The sector most likely to benefit is renewable energy. Governments all over the world are supporting carbon-free initiatives. That makes it a global trend.
Promising to promote renewable energy and related infrastructure appeals to the Democratic base. The commitment to clean drinking water is particularly relevant to Michigan (after what happened in Flint). The absence of a carbon tax appeals to shale oil and gas states like Pennsylvania and Oklahoma. And, the absence of a wealth tax appeals to Democrat strongholds on the coasts.
And with the latest hit of stimulus, we’re already starting to see share prices rise… The Nasdaq bounced, along with the Renaissance IPO ETF (IPO) on Wednesday. Electric vehicle (EV) and related stocks led it higher. Tesla also bounced this week for the same reason.

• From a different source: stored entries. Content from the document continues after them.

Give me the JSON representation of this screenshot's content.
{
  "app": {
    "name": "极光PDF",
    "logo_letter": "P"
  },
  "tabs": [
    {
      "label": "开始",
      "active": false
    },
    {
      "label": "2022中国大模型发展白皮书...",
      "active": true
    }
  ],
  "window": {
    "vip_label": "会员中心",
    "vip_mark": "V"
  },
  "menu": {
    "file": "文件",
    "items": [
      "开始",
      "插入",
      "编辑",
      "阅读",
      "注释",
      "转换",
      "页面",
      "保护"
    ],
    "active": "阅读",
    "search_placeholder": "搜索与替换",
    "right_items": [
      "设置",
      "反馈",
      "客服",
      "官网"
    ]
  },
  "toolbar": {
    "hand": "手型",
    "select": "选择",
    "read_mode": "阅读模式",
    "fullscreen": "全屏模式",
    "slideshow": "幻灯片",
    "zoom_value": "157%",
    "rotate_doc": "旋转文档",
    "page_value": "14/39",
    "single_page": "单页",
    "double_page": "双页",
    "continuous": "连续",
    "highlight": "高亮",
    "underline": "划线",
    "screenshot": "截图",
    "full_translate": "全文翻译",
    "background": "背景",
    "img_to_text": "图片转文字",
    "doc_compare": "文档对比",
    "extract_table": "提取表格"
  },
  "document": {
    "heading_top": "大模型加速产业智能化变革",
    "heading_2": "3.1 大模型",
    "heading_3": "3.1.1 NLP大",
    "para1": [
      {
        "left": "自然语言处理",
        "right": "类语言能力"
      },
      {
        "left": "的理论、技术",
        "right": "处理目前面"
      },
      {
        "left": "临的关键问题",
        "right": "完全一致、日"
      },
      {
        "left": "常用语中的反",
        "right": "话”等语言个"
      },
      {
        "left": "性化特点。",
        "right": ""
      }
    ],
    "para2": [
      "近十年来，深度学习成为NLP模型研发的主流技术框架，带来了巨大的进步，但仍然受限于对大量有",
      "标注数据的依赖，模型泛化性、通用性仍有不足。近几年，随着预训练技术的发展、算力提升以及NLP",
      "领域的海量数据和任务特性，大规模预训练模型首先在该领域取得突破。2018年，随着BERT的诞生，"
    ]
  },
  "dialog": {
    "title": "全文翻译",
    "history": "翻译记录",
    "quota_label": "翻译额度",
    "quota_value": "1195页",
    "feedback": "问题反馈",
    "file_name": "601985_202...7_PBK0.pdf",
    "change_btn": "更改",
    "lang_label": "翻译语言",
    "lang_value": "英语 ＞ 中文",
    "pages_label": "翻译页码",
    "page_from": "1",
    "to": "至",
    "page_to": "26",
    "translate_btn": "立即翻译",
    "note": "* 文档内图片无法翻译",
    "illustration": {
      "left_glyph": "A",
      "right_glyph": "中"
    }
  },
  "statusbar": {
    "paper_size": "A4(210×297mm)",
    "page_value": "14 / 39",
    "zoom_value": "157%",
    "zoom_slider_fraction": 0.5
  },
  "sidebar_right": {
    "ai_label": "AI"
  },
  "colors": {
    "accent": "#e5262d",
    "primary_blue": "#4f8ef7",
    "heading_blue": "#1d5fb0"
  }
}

Another boost of liquidity is great news for not-yet-profitable companies. The high-growth sector of the market needs ready access to funds. With bond yields rising, they need a new source of cheap money… Government stimulus fits the bill.
Growing companies like ChargePoint Holdings (CHPT) and Blink Charging (BLNK) are totally dependent on fresh rounds of extra capital. They’re both attempting to build infrastructure for charging electric vehicles.
Right now, it’s a lot more convenient to charge a vehicle at home than to sit at a charging station. That’s why I’ve often thought of electric vehicles as a homeowner’s car. But this dilemma has caused a significant gap in the market… And since existing utilities aren’t eager to invest in recharging infrastructure, someone else has to.
That investment will be quite costly. Electric vehicles need lots of charging facilities. Eventually, they’ll be as common as parking meters. That’s the only way a full fleet of EVs can compete with the internal combustion engine. It’s a big growth opportunity. That’s why they want more capital.
Currently, there’s only a small number of electric vehicles on the road. They’re simply too expensive to be to compelling. If the current companies can survive until the major manufacturers are solely producing EVs, they’ll have a chance to prosper.
But for now, smaller companies will need to continually borrow more money until EVs are widespread. That’s because there won’t be a reliable income stream until there’s millions of them on the road. That’ll take at least another few years.
So, if you’re looking for a good time to invest in EVs, take a look at the Global X Autonomous & Electric Vehicles ETF (DRIV). Increased liquidity always boosts growth stocks. That’s why EVs were among the first to bounce when this round of stimulus was announced.